The Real Bottleneck: IO, Storage, and Compute

One of the strongest themes in this conversation was that the biggest innovation gap is not modeling.

It’s the plumbing.

How fast can you read 10 TB of Sentinel-2?
Can you run inference without downloading anything?
Can compute run next to storage instead of across the internet?
Can we reduce costs from thousands of dollars to hundreds?

This is where the largest practical gains will happen. Solving IO unlocks everything else.

Zarr, COGs, optimized access patterns, and cloud-native computation are more impactful today than another architecture tweak in a transformer.

This is why platforms like Wherobots, Xarray/Zarr, Earth Engine alternatives, and cloud-native raster processing tools matter more than ever. They reduce operational friction so teams can actually apply the models they build.

Where Geospatial AI Goes Next

A few clear paths emerged in this conversation:

1. Better Benchmarking

We need Earth observation’s version of ImageNet.

Not another land cover dataset built on noisy labels.

A challenging, diverse dataset that forces real generalization.

2. Region-Specific Models

Instead of one model to rule them all, we’ll see:

Continental models
Biome-based models
AOI-specific rapid-fine-tuning workflows

This mirrors real-world variation.

3. Human-AI Hybrid Mapping

Humans provide the intuition.

AI provides the speed.

Together they outperform both.

4. Efficient, Localized Compute

The next breakthroughs will come from:

Decoupled storage and compute
Zero-copy IO
Distributed tiling
GPU-friendly formats
Fast raster chunking

This shifts geospatial AI from “demo” to “production.”

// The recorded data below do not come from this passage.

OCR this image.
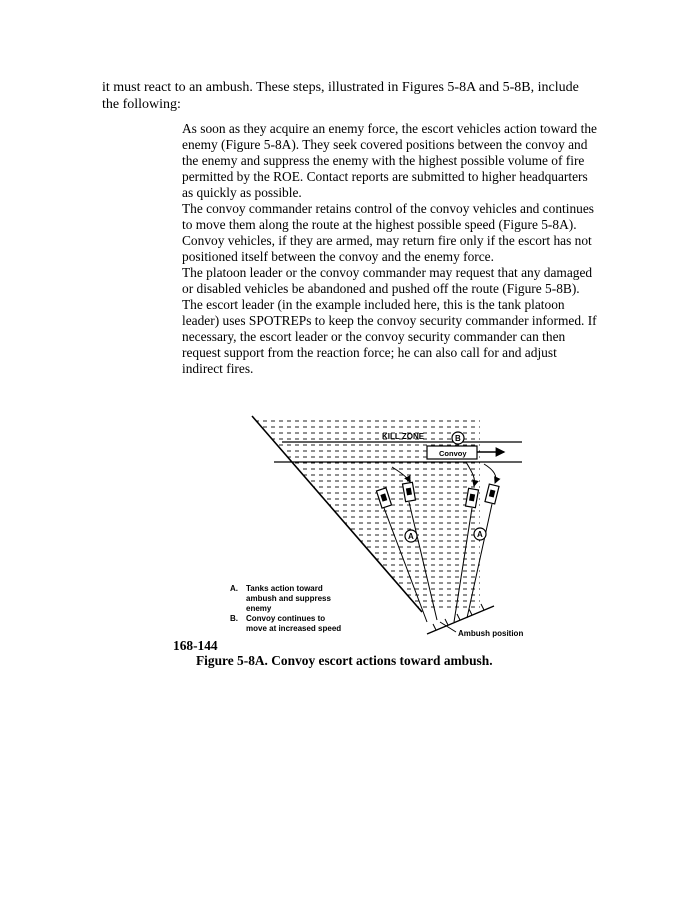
it must react to an ambush. These steps, illustrated in Figures 5-8A and 5-8B, include the following:

As soon as they acquire an enemy force, the escort vehicles action toward the enemy (Figure 5-8A). They seek covered positions between the convoy and the enemy and suppress the enemy with the highest possible volume of fire permitted by the ROE. Contact reports are submitted to higher headquarters as quickly as possible.

The convoy commander retains control of the convoy vehicles and continues to move them along the route at the highest possible speed (Figure 5-8A).

Convoy vehicles, if they are armed, may return fire only if the escort has not positioned itself between the convoy and the enemy force.

The platoon leader or the convoy commander may request that any damaged or disabled vehicles be abandoned and pushed off the route (Figure 5-8B).

The escort leader (in the example included here, this is the tank platoon leader) uses SPOTREPs to keep the convoy security commander informed. If necessary, the escort leader or the convoy security commander can then request support from the reaction force; he can also call for and adjust indirect fires.

KILL ZONE	B
Convoy
A	A
Ambush position
A. Tanks action toward
ambush and suppress
enemy
B. Convoy continues to
move at increased speed
168-144
Figure 5-8A. Convoy escort actions toward ambush.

5. More Real Problems, Fewer Demos

Counting baseball fields is fun.

But impact comes from:

Agriculture
Climate
Crisis response
Insurance
Infrastructure
Energy

The field grows when solutions make someone’s job easier.

If You Want to Learn This Stuff: Start Building

Both Chris and Isaac emphasized the same advice.

Don’t just read. Don’t scroll LinkedIn.

Download some data and map something.

Pick a problem:

Aquaculture in Bali
Flood damage in Pakistan
Tree canopy in your city
Wetlands in Louisiana
Solar farms across Texas

You’ll learn:

Where the data breaks
Where models fail
How bad labels are
What tasks are easy or impossible
Why scale is expensive
What tools actually help

This is the fastest path to understanding the field.

Final Thoughts

Geospatial AI is moving fast, but the real progress is happening under the hood. Better data access. Better infrastructure. Better workflows. The flashy models matter, but practical systems thinking matters more.

The future of Earth observation won’t be decided by model size.

It will be decided by:

How fast we can move data
How well we integrate domain knowledge
How efficiently we compute
How targeted our models become
How useful our outputs are to real people

As always, the future is spatial.

And right now, we’re just getting started.